The first step in conducting a proper self-exam is to know what your own breasts feel and look like in general. Each and every part of the body goes through subtle changes on a regular basis. Throughout the menstrual cycle these changes might be exaggerated. Breasts may become enlarged and even more sensitive. If you start your self-exam a few days prior to your period every month it will become a habit. If you are post-menopausal you should choose the same day each month to perform the exam.

Stand directly in front of a mirror naked and inspect your breasts visually. Look for any changes in the size of just one breast. Typical menstrual cycles and other changes that are hormone related will typically affect both breasts simultaneously. Look for any changes in size or color of your areola (darker skin around nipple) or nipple. Take note of any wrinkling, or "orange peel" appearance that is not related to cold temperature. Most areola are round, look for any lack in symmetry.

Squeeze a nipple gently noting any fluid that might come out. Some lactation is normal in some women. Yellowish, pus-like fluid is not normal and you should call your physician for further examination. It could just be a simple infection but it could also be the early sign of a developing tumor. Make sure and do this procedure on both nipples.

Continue to observe the breast looking for tumors. Make sure and feel the entire surface of the breasts with your arms lowered. Don't just observe the surface from the breastbone to the side, but also up toward the armpit as well.
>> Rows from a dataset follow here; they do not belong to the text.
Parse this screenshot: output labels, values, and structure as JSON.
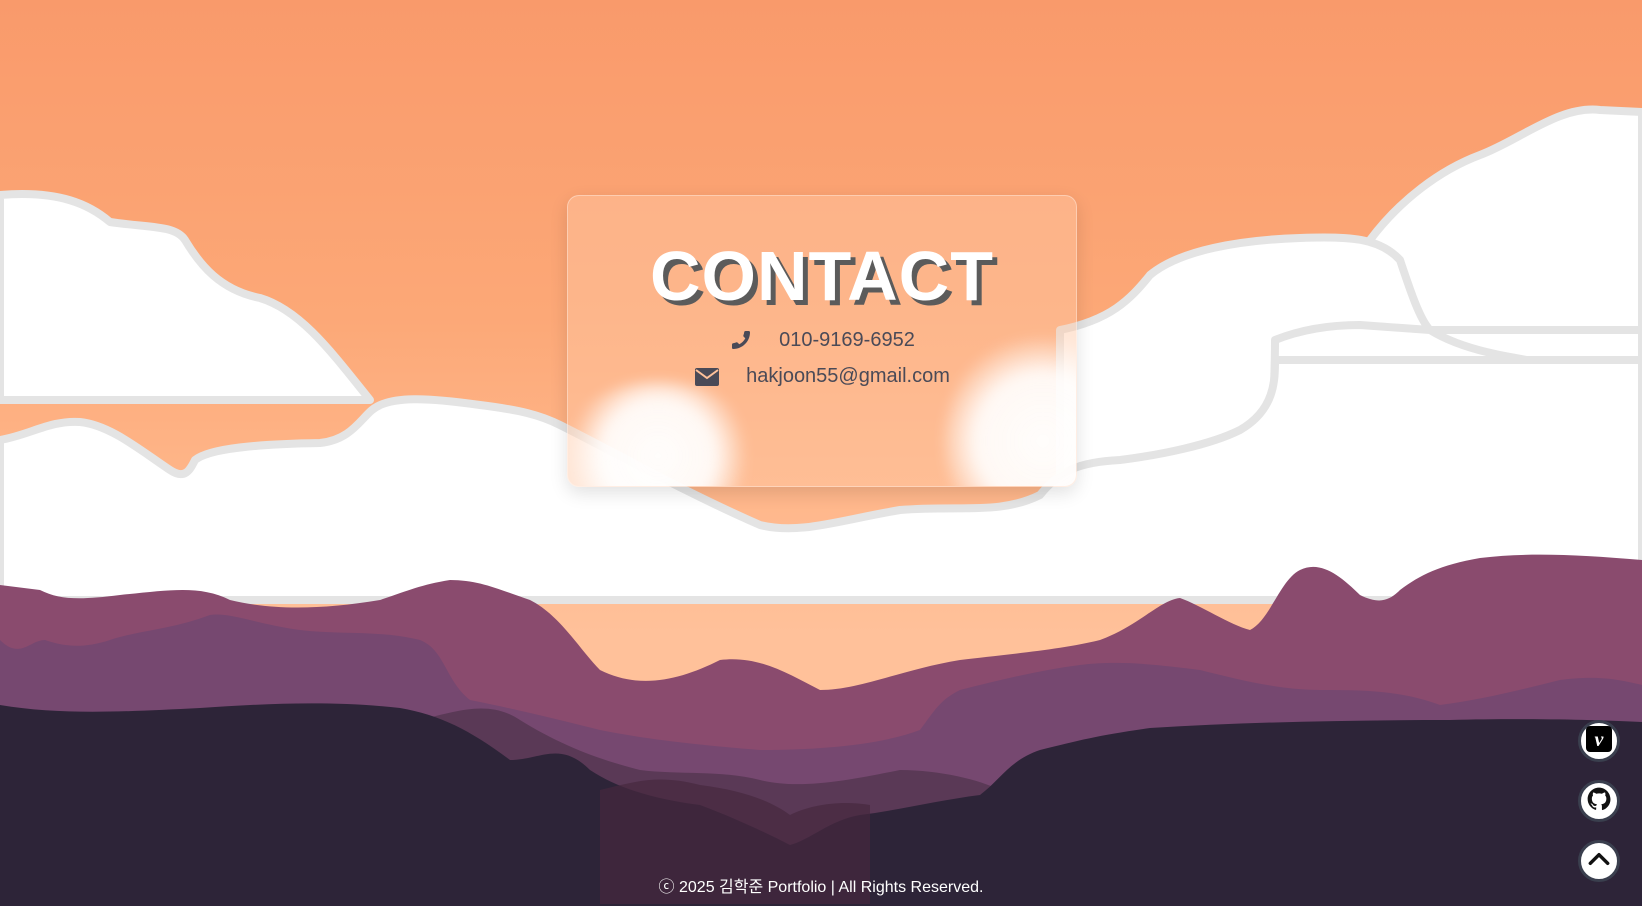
{
  "contact": {
    "title": "CONTACT",
    "phone": "010-9169-6952",
    "phone_icon": "phone-icon",
    "email": "hakjoon55@gmail.com",
    "email_icon": "envelope-icon"
  },
  "footer": {
    "text": "ⓒ 2025 김학준 Portfolio | All Rights Reserved."
  },
  "floating_buttons": [
    {
      "icon": "vimeo-icon",
      "glyph": "v"
    },
    {
      "icon": "github-icon"
    },
    {
      "icon": "chevron-up-icon"
    }
  ],
  "colors": {
    "sky_top": "#f99a6b",
    "sky_bottom": "#ffc19a",
    "cloud": "#ffffff",
    "cloud_outline": "#e4e4e4",
    "mountain_back": "#8a4b6e",
    "mountain_mid": "#764870",
    "mountain_front": "#2d2438",
    "text_dark": "#4a4a57"
  }
}
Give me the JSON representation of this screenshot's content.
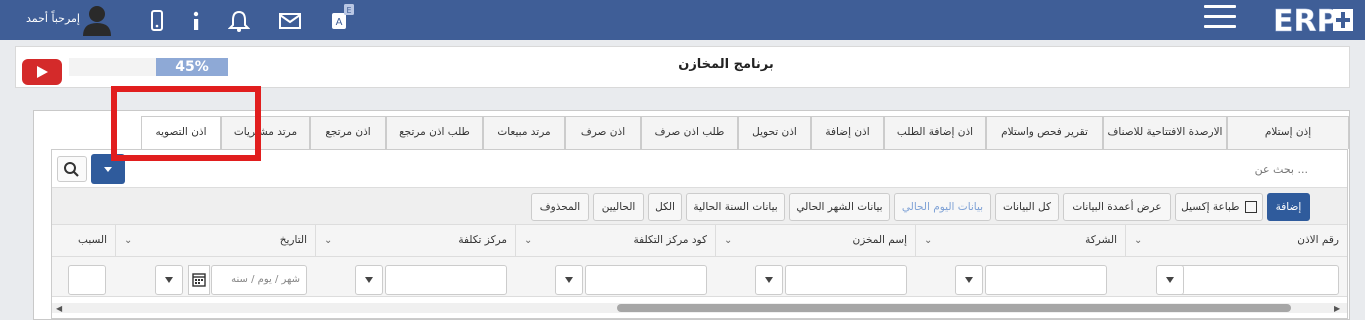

Press the breasts firmly with the finger pas and move the hand slowly trying to feel for any thickening or lumps in the breast.

Not all lumps are cancerous, in actuality most of them aren't. A lump could be a simple cyst- which is a fluid filled tissue sac. Often the can be moved slightly and are round. These are benign, but you might want to have them removed regardless. Some will fade away spontaneously over time.

Cancerous lumps are typically harder and less regular in their shape and size. Typically they are attached to breast tissue. Not all hard lumps are cancerous either, so don't get yourself worked up. Many are what are called fibroadenomas, a benign clump of cells. Professional testing is required to know for sure what you have.

You should be extremely aware of any lumps that change in size. Cancer is the malignant and uncontrolled growth of cells in tissue. Tumors do not remain static but instead increase in size and later can spread to other areas of the body.

Continue the self exam by placing the arms overhead and then applying pressure all the way from the breastbone up to the armpit again. Repeat this process on both sides of the body.

Perform the procedure again while lying down, first with the arms lowered, then raised overhead. Again try to feel any changes, especially tissue which has become hard. The procedure can be repeated in the shower in order to lower friction on the skin, but it can sometimes be difficult to find changes or lumps with water beating on your skin. Try baby oil instead.

All women over the age of 20 should be performing breast self-exams on a regular basis, and women over 40 should get a mammogram annually.